Nesse panorama, os “mais fortes”, ou seja, os pertencentes às classes dominantes
têm o interesse de manter a ordem e a paz social, pautados na manutenção formal das
estruturas sem que haja muita mobilidade social ou grandes desvios. Esta lógica
mantém relação fundamental com os princípios amplamente difundidos e reproduzidos
com imensa naturalidade galgada sob a égide do respeito a uma lógica prejudicial
(quando não perniciosa) de intolerância e de uma superioridade quase genocida.
Pensar em um avanço tão fantástico (que a meu ver é o maior desta década no
sentido de almejar a igualdade e o respeito ao pluralismo na construção de uma
realidade efetivamente democrática) como foi esse ato institucional de reconhecer esta
maneira de organização social é dar voz aos que vieram sendo, por séculos, silenciados;
é poder sustentar que jurídica e socialmente é possível assumir sua orientação sexual
sem que haja possibilidade técnica ou jurídica de causar qualquer constrangimento que,
além de ilegal, é imoral e sem sentido, posto que a sociedade do século XXI passa por
sérias transformações e ressignificações.

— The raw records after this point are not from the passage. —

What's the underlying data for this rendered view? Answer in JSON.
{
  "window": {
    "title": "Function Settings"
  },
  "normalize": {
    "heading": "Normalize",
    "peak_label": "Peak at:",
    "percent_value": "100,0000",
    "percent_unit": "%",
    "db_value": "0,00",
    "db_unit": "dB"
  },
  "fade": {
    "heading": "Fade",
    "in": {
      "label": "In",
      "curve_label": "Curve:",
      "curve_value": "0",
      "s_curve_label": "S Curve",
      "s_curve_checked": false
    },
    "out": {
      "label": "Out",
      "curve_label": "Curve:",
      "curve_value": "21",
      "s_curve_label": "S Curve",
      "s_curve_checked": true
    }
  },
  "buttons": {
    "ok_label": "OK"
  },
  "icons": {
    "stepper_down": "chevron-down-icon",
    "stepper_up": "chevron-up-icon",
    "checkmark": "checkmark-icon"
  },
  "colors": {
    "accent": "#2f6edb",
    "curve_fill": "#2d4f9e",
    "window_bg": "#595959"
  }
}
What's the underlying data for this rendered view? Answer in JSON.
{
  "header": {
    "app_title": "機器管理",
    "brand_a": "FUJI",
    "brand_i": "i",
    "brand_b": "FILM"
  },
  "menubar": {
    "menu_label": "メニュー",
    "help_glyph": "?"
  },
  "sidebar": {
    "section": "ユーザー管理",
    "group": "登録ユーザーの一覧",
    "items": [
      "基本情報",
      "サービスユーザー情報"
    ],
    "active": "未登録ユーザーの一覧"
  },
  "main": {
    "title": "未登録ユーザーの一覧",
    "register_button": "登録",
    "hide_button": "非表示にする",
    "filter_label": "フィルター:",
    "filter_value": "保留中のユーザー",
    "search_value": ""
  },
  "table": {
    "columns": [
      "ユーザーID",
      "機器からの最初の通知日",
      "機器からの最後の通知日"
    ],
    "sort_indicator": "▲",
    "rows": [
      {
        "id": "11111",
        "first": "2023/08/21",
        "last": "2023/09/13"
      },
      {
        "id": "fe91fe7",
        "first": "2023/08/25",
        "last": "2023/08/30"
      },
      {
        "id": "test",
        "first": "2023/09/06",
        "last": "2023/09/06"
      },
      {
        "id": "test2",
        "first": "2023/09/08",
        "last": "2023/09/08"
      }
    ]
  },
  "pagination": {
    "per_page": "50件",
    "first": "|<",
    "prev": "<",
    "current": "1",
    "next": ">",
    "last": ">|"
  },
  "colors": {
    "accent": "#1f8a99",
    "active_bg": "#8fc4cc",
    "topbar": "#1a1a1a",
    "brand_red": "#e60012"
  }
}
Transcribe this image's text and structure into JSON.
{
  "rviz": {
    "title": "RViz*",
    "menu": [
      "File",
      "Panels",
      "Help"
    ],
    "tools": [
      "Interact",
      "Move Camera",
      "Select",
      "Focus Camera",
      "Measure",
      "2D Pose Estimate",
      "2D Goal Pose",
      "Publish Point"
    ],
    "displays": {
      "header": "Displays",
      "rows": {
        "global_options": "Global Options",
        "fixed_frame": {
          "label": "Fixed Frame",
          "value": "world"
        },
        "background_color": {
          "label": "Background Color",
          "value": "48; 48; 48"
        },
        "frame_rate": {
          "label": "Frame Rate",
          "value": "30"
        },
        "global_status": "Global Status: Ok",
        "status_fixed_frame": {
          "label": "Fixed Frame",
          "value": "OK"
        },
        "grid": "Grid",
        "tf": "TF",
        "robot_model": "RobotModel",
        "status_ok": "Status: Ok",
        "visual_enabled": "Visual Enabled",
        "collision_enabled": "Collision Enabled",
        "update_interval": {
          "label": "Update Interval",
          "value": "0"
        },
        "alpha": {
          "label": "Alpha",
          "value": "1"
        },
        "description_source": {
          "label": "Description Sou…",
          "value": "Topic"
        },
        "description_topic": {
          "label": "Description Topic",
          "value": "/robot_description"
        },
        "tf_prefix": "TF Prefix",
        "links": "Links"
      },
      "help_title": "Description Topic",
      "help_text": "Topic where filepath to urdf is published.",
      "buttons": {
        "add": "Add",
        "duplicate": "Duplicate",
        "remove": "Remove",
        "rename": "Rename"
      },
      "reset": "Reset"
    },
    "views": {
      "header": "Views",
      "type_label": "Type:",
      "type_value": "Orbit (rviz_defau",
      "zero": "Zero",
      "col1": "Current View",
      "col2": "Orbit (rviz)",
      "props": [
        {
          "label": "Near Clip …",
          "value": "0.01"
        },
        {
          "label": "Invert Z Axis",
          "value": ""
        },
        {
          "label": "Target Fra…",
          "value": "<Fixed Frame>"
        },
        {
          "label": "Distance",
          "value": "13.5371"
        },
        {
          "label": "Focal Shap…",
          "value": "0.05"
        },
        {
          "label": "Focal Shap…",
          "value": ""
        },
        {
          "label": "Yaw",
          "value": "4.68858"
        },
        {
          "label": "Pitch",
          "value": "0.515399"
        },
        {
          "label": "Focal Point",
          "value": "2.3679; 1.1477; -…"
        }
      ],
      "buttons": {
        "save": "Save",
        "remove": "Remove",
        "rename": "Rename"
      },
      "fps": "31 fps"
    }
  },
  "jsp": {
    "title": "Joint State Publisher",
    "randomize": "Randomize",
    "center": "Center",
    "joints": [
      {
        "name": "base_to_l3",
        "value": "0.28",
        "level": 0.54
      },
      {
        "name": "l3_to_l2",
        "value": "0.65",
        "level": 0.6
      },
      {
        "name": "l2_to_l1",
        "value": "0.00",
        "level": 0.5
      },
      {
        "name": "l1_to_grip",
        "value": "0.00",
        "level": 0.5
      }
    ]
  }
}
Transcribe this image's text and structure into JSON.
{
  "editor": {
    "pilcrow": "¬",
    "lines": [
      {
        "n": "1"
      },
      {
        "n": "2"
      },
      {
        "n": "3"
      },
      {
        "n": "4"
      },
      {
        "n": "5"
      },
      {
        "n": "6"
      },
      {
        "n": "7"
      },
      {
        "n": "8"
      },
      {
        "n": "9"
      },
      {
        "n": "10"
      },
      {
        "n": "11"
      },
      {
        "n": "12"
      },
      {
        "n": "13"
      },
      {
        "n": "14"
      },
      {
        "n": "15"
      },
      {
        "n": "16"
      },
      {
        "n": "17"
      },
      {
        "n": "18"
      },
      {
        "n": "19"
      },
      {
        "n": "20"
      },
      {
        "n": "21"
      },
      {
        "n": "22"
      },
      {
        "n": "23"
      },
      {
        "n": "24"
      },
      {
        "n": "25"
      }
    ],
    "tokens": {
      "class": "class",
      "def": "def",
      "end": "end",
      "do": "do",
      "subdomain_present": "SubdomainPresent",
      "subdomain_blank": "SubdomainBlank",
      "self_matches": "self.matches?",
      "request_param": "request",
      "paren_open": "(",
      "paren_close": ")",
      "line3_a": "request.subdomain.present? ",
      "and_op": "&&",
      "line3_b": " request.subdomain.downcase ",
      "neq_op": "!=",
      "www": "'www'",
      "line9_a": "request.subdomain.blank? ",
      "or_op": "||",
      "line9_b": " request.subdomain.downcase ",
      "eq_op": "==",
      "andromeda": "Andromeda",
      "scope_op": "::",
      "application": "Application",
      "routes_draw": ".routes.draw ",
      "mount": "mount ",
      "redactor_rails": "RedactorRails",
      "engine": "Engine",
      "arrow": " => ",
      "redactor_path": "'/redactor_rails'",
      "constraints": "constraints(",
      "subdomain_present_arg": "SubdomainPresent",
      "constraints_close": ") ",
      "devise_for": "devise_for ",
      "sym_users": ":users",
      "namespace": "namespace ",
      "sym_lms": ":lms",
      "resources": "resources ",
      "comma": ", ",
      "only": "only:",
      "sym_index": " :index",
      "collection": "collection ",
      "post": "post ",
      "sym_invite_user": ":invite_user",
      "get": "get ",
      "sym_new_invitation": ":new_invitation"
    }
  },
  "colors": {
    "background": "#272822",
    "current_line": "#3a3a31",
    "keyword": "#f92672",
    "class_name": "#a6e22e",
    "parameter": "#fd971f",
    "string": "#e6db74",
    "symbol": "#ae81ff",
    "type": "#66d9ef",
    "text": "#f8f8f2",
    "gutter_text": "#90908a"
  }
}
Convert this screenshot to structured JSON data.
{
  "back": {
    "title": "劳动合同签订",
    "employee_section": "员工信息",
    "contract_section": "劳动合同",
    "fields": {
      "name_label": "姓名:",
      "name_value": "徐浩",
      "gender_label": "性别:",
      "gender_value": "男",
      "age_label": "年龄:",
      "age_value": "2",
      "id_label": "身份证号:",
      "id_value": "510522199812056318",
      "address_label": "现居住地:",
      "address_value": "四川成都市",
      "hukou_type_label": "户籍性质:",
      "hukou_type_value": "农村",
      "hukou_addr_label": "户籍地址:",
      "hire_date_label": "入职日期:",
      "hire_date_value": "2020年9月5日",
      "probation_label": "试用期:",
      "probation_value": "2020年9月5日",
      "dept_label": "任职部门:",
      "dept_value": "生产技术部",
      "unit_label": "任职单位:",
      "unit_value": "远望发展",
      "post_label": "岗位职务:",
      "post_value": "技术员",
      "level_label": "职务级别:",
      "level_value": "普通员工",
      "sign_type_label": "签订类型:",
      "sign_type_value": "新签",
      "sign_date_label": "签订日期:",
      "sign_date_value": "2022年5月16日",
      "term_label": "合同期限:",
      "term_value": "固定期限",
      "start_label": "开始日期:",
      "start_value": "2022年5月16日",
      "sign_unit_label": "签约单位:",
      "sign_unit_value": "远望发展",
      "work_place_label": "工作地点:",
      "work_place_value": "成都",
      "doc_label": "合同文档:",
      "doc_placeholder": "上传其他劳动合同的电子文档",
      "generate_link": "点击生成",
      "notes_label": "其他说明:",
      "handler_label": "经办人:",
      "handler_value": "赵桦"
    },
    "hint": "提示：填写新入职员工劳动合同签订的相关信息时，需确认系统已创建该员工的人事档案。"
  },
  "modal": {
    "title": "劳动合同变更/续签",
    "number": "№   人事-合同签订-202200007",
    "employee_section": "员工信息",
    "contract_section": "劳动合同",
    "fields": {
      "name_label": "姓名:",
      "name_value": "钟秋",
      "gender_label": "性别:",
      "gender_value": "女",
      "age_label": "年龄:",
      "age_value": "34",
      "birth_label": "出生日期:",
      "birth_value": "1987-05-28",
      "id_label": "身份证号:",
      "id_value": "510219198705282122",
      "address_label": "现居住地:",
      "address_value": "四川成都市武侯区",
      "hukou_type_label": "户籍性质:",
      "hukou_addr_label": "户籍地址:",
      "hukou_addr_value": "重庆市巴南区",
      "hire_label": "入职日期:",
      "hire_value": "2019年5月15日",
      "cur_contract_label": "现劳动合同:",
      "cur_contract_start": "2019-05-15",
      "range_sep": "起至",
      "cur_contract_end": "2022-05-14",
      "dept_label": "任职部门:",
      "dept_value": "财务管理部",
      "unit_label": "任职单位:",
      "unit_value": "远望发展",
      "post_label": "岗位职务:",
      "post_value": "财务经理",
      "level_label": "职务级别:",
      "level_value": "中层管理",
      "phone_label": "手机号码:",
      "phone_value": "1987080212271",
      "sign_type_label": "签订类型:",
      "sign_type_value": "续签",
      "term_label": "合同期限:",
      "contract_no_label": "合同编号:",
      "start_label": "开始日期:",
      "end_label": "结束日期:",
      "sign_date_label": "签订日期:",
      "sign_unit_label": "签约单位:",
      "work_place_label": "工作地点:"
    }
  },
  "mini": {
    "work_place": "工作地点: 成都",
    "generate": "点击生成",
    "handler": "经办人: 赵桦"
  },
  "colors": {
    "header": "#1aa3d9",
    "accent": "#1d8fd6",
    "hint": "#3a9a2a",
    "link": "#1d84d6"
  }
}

Longe dos dogmatismos mais hipócritas e ahistóricos, esse reconhecimento toma
uma roupagem de respeito às individualidades e à diversidade sexual, de tal maneira
que, para se pensar em uma sociedade mais igualitária, é necessário iniciar uma postura
anti-preconceituosa, extirpando todos os tipos de discriminação que, diga-se de
passagem, encontra-se às claras e têm raízes históricas tão profundas quanto nefastas.
Assim, é tomando um caráter de acolhimento, de inclusão social a grupos sociais
que há tanto sofrem o desdém da sociedade patriarcal, machista e conservadora de uma
moral falida, arcaica e caquética que se mantém num status quo sustentado como
condição sine qua non para a sustentação de uma sociedade que, haja vista pelo período
de transição, não se suporta mais pelos antigos ditados da religião ou de uma política
repressora ou de padronizações sociais muito específicas e amplamente prejudiciais ao
desenvolvimento da igualdade tão almejada.
As camadas sociais "minoritárias" (assim nominadas por não pertencerem à
classe dominante que se denomina majoritária pela influência socioeconômica que julga
ter), antes sufocadas, hoje tornam a embrenhar-se em tensões sociais cada vez mais
fundamentadas e com um grau de adesão cada vez mais alto, indo bravamente contra o
controle centrípeto de um Estado ditador de condutas.
Longe do argumento caquético e frágil de um possível "estímulo à
homossexualidade", essa decisão afirma o lugar que há muito vem sendo usurpado dos
casais homossexuais na busca efetiva dos seus direitos. É absolutamente aterrador que
muitos daqueles que se dizem progressistas para as causas sociais, continuem ainda
pregando a mesma história fundamentalista e eminentemente preconceituosa, buscando
na religião ou numa moral decadente frente ao período de transição pelo qual estamos
passando um argumento que fundamente o sentimento de aversão à realidade social
caracterizada pela homofobia.
Alguns hão de dizer que a prática de acolhimento desta nova organização social
haverá por incentivar a homossexualidade na população, mas, ao contrário do que se
pensa, o reconhecimento e inserção (da maneira forçada como se procedeu), nada mais
é do que produto de lutas, mas, infelizmente, não deriva de uma mudança ideológica ou
de comportamento e sim de uma tentativa de nova padronização. Cada prática de ação,
cada política pública construída pelo ou para o Estado busca resultar numa imposição de
padrões bem definidos a um grupo social específico.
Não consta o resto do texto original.